Personal details
- Born: Ngila Michael Muendane 11 October 1944 (age 80)
- Citizenship: South Africa
- Political party: Pan Africanist Congress

= Mike Muendane =

South African politician (born 1944)

Ngila Michael Muendane (born 11 October 1944) is a South African politician, businessman, and former anti-apartheid activist. He is the former secretary-general and former deputy president of the Pan Africanist Congress (PAC).

== Life and career ==
A former anti-apartheid activist, Muendane was imprisoned on Robben Island on a sabotage charge from 1963 to 1970. He was a businessman and media personality until December 1996, when he was elected as secretary-general of the PAC, serving under party president Stanley Mogoba. In addition, though he had not initially been elected to the National Assembly in the 1994 general election, he was sworn in during the term, filling a casual vacancy in the PAC's caucus.

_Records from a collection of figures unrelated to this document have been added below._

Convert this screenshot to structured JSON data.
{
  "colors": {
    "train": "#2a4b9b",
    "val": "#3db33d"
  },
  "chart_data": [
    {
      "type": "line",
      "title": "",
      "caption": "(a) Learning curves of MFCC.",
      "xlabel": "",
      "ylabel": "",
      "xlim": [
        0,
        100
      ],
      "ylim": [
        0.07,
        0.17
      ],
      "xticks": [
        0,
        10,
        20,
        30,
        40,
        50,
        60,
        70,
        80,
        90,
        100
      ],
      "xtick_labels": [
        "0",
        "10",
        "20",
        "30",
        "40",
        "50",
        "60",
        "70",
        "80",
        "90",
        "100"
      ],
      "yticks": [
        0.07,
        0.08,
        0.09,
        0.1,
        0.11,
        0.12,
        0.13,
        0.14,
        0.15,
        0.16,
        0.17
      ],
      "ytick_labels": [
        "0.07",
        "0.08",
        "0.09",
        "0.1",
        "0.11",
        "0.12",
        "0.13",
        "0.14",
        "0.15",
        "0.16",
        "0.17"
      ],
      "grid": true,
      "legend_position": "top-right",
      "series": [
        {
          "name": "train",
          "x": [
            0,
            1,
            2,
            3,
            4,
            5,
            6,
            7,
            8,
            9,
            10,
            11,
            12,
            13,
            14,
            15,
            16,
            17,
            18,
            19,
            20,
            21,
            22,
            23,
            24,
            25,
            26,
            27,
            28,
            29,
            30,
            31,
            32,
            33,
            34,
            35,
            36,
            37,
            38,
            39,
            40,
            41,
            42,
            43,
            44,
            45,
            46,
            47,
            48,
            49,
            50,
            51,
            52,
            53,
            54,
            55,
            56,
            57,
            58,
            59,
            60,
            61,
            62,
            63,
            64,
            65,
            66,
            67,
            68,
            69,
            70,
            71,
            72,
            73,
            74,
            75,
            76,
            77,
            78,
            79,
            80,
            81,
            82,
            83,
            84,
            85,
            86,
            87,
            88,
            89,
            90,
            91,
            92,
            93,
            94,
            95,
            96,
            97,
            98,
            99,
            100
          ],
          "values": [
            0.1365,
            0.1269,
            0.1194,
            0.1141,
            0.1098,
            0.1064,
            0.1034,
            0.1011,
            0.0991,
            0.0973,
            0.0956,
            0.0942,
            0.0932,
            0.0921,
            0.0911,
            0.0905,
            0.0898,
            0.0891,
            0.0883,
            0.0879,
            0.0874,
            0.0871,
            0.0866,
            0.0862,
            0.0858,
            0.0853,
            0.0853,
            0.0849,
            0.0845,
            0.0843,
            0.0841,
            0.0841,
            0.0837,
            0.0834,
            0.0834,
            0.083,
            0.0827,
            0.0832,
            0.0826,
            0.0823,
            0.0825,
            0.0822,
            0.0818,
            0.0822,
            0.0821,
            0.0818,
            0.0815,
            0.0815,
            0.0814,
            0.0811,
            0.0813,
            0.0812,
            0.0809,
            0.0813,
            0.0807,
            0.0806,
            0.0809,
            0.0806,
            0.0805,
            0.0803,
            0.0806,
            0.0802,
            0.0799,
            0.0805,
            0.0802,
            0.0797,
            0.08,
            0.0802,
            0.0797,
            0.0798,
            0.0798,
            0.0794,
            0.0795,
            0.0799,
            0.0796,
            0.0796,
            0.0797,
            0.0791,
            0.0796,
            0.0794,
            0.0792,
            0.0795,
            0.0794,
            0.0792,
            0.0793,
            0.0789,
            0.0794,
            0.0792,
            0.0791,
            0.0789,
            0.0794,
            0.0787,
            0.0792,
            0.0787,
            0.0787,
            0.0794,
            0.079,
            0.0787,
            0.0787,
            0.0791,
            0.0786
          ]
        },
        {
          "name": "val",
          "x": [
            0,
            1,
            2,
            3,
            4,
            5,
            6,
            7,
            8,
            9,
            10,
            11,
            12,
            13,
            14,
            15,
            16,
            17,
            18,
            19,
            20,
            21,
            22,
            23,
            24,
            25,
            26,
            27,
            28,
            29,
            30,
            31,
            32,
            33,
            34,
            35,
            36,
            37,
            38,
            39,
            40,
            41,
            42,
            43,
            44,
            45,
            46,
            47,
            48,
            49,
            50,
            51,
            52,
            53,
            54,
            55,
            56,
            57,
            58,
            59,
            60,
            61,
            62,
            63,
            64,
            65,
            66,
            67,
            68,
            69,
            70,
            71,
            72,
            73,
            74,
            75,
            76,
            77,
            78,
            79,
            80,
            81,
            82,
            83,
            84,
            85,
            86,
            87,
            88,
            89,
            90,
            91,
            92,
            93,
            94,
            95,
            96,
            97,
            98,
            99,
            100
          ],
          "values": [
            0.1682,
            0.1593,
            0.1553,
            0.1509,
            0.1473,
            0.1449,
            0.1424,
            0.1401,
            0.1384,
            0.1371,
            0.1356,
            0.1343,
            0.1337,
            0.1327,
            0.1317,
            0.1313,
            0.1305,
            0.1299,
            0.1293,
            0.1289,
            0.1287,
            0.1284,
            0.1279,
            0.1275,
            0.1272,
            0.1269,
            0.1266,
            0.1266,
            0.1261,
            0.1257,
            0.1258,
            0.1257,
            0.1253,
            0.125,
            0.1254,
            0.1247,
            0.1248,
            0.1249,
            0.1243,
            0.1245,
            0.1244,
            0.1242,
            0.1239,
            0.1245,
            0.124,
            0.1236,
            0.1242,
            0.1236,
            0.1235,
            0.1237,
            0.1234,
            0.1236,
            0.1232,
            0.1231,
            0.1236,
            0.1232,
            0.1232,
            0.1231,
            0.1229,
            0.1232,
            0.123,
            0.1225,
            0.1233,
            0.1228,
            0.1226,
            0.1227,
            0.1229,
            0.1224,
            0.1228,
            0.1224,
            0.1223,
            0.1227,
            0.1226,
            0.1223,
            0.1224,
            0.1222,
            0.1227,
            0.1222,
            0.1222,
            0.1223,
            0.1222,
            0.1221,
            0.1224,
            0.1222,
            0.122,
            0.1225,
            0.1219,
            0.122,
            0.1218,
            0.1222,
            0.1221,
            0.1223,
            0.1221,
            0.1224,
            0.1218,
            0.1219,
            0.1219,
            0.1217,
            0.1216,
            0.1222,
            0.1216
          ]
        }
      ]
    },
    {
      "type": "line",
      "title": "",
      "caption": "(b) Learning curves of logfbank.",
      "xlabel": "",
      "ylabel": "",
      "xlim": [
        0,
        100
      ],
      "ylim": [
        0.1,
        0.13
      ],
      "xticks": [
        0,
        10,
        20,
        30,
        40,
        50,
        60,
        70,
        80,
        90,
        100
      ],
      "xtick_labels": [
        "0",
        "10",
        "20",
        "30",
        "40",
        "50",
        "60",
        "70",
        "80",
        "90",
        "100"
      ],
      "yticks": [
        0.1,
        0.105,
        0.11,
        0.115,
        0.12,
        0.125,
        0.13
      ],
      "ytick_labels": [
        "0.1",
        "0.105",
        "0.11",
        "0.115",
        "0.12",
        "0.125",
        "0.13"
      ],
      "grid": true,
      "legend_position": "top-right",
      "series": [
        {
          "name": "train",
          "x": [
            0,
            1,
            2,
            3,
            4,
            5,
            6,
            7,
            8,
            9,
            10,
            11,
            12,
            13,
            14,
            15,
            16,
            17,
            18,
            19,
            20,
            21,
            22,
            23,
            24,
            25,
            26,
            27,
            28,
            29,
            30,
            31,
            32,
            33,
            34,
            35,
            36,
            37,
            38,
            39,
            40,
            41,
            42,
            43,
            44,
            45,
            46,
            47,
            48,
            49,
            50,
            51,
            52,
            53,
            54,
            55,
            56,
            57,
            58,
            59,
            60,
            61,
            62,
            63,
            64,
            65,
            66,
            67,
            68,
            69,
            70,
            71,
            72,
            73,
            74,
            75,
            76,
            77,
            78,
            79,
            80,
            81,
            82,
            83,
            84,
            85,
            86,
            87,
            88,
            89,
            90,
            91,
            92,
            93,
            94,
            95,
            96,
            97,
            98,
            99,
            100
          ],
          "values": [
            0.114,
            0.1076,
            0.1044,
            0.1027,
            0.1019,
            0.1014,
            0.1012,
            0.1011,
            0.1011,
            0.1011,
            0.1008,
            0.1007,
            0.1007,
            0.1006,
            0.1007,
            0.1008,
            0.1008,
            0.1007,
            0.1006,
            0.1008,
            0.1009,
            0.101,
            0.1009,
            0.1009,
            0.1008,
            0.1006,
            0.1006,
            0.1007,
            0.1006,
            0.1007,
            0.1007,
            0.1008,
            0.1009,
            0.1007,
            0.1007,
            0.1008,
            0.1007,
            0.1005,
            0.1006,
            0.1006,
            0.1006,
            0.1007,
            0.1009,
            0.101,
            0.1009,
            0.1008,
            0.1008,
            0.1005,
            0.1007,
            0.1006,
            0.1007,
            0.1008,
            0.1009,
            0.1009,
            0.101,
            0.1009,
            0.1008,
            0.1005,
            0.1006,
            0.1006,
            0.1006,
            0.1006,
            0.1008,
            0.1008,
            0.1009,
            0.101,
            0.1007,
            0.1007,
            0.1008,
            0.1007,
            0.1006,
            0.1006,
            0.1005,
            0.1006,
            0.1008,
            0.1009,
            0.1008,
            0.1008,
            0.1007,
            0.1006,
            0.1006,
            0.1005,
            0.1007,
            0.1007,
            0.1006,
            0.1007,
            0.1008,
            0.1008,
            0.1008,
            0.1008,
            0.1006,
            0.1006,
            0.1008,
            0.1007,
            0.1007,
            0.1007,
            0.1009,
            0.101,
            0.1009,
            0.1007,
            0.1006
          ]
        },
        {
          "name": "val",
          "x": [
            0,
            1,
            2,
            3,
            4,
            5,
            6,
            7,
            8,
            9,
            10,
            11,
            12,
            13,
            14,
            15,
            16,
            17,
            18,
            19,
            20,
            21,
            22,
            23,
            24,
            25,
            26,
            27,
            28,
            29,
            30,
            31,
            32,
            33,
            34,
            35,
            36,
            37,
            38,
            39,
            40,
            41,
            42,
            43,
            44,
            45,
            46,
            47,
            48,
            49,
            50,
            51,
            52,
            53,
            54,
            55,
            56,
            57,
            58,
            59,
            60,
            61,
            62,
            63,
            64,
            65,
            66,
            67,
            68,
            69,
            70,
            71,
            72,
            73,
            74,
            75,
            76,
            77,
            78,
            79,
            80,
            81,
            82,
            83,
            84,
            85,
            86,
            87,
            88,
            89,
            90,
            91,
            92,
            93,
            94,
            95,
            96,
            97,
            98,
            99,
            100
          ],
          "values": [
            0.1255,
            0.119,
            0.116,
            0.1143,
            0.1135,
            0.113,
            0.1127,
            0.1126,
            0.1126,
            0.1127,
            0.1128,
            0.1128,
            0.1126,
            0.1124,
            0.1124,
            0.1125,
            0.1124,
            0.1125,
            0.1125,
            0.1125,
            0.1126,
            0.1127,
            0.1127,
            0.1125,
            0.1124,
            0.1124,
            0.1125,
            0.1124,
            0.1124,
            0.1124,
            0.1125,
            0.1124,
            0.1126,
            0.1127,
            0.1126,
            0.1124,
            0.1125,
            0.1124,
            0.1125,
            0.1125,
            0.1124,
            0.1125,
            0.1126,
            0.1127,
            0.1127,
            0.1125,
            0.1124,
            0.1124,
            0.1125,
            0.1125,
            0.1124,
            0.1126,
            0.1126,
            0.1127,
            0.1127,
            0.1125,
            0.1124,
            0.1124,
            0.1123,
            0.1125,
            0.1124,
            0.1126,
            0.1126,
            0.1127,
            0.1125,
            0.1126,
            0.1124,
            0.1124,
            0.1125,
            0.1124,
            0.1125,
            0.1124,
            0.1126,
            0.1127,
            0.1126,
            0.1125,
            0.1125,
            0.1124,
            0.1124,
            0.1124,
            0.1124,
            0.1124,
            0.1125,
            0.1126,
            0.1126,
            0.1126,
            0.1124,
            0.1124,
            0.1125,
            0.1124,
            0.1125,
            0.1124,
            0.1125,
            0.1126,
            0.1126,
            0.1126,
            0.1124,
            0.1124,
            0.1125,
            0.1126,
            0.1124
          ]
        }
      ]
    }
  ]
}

Ahead of the 1999 general election, Muendane was announced as the PAC's candidate for Premier of Gauteng, though the party ultimately did not win any seats in the province. He was also ranked third on the party's national list, which should have secured him one of the three seats won by the PAC in the National Assembly. However, in the aftermath of the election, the party withdrew him from the list, replacing him with the next-ranked candidate, Patricia de Lille. Muendane said that he had not been consulted; the PAC said that he would be transferred to the party's headquarters to focus on preparing for the 2000 local elections.

In subsequent years, Muendane remained active in the PAC, and he later served as its deputy president.